David Swan, who calls Vulcan, AB, home but is a Director at the Centre for Strategic Cyberspace and International Studies, and has a background in military intelligence, says whether they're civilians or wearing uniforms the bad guy is the same. 

"They are for all intents and purposes working for the Russian government. Now the question becomes is the Russian government out to make money off this? Or just because they don't trust the rest of the world to provide them with a vaccine once it's ready and everything is coming out." 

Swan says the Kremlin has flatly denied any attempts to steal information. 

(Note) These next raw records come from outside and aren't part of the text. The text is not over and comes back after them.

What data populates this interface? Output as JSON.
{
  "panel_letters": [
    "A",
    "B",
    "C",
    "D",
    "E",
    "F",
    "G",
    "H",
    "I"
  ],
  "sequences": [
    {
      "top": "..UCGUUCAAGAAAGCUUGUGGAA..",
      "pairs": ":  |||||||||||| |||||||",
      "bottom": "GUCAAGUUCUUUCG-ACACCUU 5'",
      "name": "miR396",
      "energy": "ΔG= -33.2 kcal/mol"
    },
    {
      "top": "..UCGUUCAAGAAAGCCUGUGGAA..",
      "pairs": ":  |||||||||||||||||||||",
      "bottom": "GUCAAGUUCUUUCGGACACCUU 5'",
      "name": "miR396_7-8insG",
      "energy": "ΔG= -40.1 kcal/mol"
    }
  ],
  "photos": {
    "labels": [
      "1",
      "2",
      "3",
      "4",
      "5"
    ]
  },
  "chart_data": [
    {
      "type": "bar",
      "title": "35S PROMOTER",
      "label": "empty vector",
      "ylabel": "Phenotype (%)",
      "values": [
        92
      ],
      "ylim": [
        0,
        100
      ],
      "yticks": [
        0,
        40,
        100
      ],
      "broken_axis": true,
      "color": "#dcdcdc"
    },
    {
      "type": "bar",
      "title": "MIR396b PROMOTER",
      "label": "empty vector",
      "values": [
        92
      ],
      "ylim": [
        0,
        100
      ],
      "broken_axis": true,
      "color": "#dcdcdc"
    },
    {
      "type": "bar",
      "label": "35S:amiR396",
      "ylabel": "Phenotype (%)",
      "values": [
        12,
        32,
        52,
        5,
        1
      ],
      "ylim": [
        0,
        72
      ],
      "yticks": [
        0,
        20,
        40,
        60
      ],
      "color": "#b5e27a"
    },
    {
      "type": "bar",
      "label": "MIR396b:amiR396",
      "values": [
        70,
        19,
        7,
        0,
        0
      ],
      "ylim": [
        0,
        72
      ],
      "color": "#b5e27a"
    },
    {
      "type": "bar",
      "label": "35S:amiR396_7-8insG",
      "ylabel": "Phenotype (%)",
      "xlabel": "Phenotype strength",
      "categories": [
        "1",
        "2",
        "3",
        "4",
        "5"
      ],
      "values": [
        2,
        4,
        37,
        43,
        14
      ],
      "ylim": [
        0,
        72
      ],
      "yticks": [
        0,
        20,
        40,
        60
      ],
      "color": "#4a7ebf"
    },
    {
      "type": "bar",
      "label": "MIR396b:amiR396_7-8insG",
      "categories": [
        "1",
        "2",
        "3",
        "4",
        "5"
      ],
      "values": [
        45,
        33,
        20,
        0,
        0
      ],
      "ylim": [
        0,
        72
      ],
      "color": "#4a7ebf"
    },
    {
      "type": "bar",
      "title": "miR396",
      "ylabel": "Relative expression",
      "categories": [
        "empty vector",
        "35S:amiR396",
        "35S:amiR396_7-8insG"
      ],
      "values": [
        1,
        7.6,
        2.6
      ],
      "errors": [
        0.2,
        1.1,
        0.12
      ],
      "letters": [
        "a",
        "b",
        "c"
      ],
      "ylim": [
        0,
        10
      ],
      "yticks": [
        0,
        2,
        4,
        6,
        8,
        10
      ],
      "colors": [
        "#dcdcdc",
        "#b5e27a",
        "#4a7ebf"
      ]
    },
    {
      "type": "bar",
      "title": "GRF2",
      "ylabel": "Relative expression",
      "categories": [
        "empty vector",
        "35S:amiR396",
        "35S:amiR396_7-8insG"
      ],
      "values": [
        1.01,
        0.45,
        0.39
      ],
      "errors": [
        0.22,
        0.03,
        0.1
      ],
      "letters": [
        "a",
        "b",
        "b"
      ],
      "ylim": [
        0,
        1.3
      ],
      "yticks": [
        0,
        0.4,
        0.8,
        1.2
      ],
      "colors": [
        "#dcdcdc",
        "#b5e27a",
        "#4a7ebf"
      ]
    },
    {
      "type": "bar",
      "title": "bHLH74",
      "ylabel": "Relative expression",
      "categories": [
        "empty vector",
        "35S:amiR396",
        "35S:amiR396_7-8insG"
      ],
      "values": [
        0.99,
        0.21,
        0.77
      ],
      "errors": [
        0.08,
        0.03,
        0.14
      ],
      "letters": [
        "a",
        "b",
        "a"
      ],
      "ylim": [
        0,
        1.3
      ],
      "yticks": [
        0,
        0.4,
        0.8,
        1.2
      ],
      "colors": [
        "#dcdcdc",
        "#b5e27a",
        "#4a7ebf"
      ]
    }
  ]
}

In the meantime, a handful of very high-profile Twitter users had their information hacked this past week. 

Swan says the hack came because somebody inside the company gave up information they shouldn't have. 

"A group of relatively low level no brains, sucked one or more Twitter employees into revealing some passwords and backdoors to find out some internal information." 

People like Elon Musk, Bill Gates and even former U.S. President Barrack Obama were hacked, with the hackers then sending out spam to their followers looking for Bitcoin before Twitter could shut down the accounts. 

Surprisingly, Twitter's most high-profile user, U.S. President Donald Trump's account wasn't hacked. 

Swan says no one will ever call you looking for your passwords, so don't give them up or you open the door to being hacked. 

Meanwhile, 5G technology is getting a lot of buzz, both good and bad. 

Some say it's great, other's say it's scary, and Swan says don't let Huawei build it in Canada. 

"5G is a great thing. It's more Internet, faster, more reliably. 5G is not a conspiracy to get access to anything. If you're using a Huawei product, there is no way that you can guarantee that the data is not being relayed at some point to the Chinese Communist government." 

Swan says much of the technology for Huawei's 5G network can be traced back to former Canadian tech giant Nortel, which was hacked back in 2004 and out of business in 2009, with many fingers being pointed at the Chinese government as the culprits.